Chris, that's an interesting link but I am definitely NOT buying it. I took a look at that website and from what I can determine, they are in the business of consulting and/or selling goods and services to school districts. OF COURSE they would try to justify such a position.
What is interesting is that this position DID NOT EXIST until the former high school principal was replaced. After she was replaced, this position "magically" appeared. Given what her salary must have been as a high school principal I'm betting she didn't take a pay cut.
It's not so much even this particular position. It just seems that once you're dealing with a government agency (for the sake of this argument, I'll consider the school district a government agency) all the rules about accountability for spending tax $$ seem to go out the window.
Bottom line...the board and the district MUST change the way they approach what they do. The bottomless pit that was the taxpayers' pocket is empty.

Feb 4, 2009, 1:48pm Permalink
Chris Charvella

David, what you say may be true, it was just the first link of many that I found when I googled the job so I can't endorse the site or the information therein. I can say that NCREL is a non-proft organization so take what you want from that.
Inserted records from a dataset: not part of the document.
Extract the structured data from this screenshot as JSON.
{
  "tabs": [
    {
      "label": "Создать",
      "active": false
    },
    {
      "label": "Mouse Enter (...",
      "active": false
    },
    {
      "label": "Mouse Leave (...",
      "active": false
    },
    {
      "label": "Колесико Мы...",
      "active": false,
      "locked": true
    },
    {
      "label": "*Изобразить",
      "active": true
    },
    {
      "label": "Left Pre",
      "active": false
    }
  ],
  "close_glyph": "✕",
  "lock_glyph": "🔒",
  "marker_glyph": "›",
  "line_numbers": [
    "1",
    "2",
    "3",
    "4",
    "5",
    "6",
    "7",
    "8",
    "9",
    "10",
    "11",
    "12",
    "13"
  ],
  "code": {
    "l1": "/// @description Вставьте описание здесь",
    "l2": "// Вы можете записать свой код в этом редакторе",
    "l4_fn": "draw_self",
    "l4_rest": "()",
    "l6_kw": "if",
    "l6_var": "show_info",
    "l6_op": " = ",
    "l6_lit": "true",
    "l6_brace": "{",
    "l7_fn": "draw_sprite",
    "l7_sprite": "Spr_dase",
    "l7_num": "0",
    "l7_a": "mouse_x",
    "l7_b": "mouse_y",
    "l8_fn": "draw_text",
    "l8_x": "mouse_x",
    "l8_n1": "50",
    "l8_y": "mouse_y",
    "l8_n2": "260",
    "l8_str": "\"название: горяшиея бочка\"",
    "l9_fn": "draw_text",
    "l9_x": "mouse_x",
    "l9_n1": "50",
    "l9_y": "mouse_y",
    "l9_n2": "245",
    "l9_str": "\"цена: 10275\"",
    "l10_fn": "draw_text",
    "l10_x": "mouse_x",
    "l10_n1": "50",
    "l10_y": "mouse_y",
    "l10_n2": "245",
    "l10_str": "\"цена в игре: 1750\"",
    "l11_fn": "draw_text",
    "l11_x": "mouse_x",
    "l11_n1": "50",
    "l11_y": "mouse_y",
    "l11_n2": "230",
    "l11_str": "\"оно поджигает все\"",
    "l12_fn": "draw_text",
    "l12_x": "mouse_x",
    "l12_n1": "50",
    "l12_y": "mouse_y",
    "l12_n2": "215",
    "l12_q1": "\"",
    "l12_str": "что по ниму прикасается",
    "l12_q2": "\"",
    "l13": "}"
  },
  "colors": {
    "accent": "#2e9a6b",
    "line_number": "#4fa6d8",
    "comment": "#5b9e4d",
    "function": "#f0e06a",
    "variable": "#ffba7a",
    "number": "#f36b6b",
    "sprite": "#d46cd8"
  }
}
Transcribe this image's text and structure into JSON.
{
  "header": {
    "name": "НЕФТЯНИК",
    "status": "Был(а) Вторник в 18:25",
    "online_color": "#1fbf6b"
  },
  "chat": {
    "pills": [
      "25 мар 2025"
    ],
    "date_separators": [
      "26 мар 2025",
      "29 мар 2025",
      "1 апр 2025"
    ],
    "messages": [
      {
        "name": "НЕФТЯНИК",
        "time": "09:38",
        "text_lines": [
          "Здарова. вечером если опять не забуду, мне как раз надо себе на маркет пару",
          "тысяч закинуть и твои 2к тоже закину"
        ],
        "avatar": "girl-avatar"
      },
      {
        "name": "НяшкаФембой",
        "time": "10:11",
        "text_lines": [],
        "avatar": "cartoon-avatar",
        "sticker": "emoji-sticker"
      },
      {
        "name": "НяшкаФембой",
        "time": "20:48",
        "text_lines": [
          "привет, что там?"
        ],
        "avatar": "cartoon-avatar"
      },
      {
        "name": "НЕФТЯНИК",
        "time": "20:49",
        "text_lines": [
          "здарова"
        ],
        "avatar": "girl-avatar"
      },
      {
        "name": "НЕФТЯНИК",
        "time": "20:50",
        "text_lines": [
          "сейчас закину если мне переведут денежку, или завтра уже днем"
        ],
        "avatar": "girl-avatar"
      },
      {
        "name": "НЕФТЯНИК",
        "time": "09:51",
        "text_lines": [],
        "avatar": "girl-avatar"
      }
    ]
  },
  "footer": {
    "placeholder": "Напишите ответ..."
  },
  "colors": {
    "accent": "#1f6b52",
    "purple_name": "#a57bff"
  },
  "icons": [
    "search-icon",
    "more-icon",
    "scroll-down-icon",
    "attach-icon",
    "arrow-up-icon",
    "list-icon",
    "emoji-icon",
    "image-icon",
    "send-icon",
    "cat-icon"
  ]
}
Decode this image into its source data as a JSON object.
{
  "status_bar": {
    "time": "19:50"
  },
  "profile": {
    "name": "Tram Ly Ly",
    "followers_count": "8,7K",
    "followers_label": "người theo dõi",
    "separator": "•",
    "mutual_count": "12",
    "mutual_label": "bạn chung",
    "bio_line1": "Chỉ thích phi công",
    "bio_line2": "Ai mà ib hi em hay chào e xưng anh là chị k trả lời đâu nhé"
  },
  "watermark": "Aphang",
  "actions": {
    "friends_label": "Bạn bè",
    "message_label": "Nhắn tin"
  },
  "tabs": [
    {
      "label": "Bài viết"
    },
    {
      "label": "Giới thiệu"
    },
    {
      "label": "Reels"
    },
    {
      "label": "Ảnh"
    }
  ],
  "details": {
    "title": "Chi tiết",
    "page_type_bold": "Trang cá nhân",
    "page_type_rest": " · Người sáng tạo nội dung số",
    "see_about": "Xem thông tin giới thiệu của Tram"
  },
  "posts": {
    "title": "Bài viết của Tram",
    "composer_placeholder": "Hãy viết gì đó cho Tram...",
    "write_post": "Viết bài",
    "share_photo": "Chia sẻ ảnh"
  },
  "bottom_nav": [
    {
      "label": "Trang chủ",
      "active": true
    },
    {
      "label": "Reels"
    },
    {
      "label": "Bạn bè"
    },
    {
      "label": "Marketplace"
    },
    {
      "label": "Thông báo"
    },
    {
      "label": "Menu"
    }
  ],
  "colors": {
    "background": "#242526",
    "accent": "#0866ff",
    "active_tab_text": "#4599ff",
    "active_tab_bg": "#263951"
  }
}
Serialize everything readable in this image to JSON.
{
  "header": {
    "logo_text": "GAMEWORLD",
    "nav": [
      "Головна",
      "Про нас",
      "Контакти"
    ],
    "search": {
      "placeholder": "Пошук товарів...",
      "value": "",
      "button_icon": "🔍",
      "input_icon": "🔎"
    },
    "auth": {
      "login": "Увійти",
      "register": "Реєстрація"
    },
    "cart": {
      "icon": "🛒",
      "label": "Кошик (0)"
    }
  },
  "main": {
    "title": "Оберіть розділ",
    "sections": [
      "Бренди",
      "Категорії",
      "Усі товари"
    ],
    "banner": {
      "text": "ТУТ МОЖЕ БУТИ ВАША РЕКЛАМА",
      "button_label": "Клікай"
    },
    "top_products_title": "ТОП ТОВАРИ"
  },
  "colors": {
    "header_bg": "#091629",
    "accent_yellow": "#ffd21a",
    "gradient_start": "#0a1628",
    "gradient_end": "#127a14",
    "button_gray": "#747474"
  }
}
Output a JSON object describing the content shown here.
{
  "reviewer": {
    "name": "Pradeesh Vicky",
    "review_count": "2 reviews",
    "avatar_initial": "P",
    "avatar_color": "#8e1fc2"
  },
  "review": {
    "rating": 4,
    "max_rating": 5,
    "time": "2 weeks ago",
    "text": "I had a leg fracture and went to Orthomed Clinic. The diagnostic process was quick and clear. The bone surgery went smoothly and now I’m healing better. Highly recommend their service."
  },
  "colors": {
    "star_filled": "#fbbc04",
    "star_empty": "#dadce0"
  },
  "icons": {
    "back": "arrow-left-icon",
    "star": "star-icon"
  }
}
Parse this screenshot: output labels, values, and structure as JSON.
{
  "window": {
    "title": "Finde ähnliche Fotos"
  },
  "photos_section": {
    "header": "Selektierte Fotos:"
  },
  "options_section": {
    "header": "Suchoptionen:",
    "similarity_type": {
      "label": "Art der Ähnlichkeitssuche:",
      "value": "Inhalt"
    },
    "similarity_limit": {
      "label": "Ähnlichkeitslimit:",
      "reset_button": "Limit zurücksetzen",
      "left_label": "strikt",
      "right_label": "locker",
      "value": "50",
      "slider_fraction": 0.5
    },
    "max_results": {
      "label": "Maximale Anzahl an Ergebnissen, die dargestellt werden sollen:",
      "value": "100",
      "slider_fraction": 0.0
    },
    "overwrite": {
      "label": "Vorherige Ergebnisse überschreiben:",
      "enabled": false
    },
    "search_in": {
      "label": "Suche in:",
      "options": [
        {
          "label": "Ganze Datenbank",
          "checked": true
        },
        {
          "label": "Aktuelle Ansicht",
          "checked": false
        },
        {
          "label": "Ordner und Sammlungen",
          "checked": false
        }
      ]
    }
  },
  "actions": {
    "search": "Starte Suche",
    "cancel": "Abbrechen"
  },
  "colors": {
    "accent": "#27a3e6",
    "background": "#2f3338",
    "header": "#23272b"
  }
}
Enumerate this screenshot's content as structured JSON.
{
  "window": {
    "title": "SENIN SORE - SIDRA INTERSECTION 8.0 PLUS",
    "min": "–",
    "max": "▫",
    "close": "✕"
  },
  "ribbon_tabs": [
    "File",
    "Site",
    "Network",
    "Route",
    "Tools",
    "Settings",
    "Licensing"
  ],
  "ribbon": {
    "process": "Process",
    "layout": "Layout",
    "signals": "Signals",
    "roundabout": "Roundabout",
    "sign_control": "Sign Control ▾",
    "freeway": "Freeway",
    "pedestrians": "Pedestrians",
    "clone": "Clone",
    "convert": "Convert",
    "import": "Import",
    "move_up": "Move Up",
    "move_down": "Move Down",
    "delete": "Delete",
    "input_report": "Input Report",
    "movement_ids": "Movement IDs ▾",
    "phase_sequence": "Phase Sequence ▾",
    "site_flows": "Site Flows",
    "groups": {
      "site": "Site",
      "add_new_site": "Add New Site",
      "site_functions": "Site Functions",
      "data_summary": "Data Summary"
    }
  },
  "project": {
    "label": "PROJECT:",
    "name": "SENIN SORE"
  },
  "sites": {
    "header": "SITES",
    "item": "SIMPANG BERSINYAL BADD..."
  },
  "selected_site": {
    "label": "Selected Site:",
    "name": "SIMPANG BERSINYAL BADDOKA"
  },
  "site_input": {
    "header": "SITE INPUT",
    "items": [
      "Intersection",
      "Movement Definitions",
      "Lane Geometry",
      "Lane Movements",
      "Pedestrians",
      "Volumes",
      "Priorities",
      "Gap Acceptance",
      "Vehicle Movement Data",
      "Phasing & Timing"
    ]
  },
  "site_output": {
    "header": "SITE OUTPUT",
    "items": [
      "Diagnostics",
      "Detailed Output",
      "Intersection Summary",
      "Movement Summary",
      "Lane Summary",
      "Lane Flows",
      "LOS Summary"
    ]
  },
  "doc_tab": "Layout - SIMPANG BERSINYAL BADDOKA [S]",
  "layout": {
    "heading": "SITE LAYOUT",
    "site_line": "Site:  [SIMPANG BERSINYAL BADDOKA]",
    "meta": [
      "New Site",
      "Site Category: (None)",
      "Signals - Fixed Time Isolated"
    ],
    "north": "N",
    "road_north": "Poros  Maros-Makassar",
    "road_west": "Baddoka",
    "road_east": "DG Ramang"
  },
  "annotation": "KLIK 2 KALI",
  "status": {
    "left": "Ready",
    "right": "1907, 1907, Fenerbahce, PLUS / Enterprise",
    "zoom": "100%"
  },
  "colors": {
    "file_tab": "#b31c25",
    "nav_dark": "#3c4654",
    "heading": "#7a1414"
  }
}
The point is, I suppose, that the job in question was made necessary because of the emphasis on standardized testing. Schools need trained people to count the beans, as it were, when it comes to district performance and this was the solution. The other option would be to train current staff to do the job but that costs the district money and also takes an employee out of the education loop while they're performing a function that wasn't an original part of their job. Of course the faculty member(s) are now performing work outside the scope of their original contract and may be entitled to some sort of compensation for their trouble. Add up the cost of training multiple faculty members and then compensating them and it's possible we arrive at the conclusion that hiring a single 'Administrator of Student Assessment/Data Analysis' may have been the fiscally responsible way to do things.

All I can say for certain is that wherever an argument exists, there is a counter-argument waiting in the shadows to bare its teeth. As long as standardized testing is the rule for public schools, districts will have to hire folks to make sure things are done properly.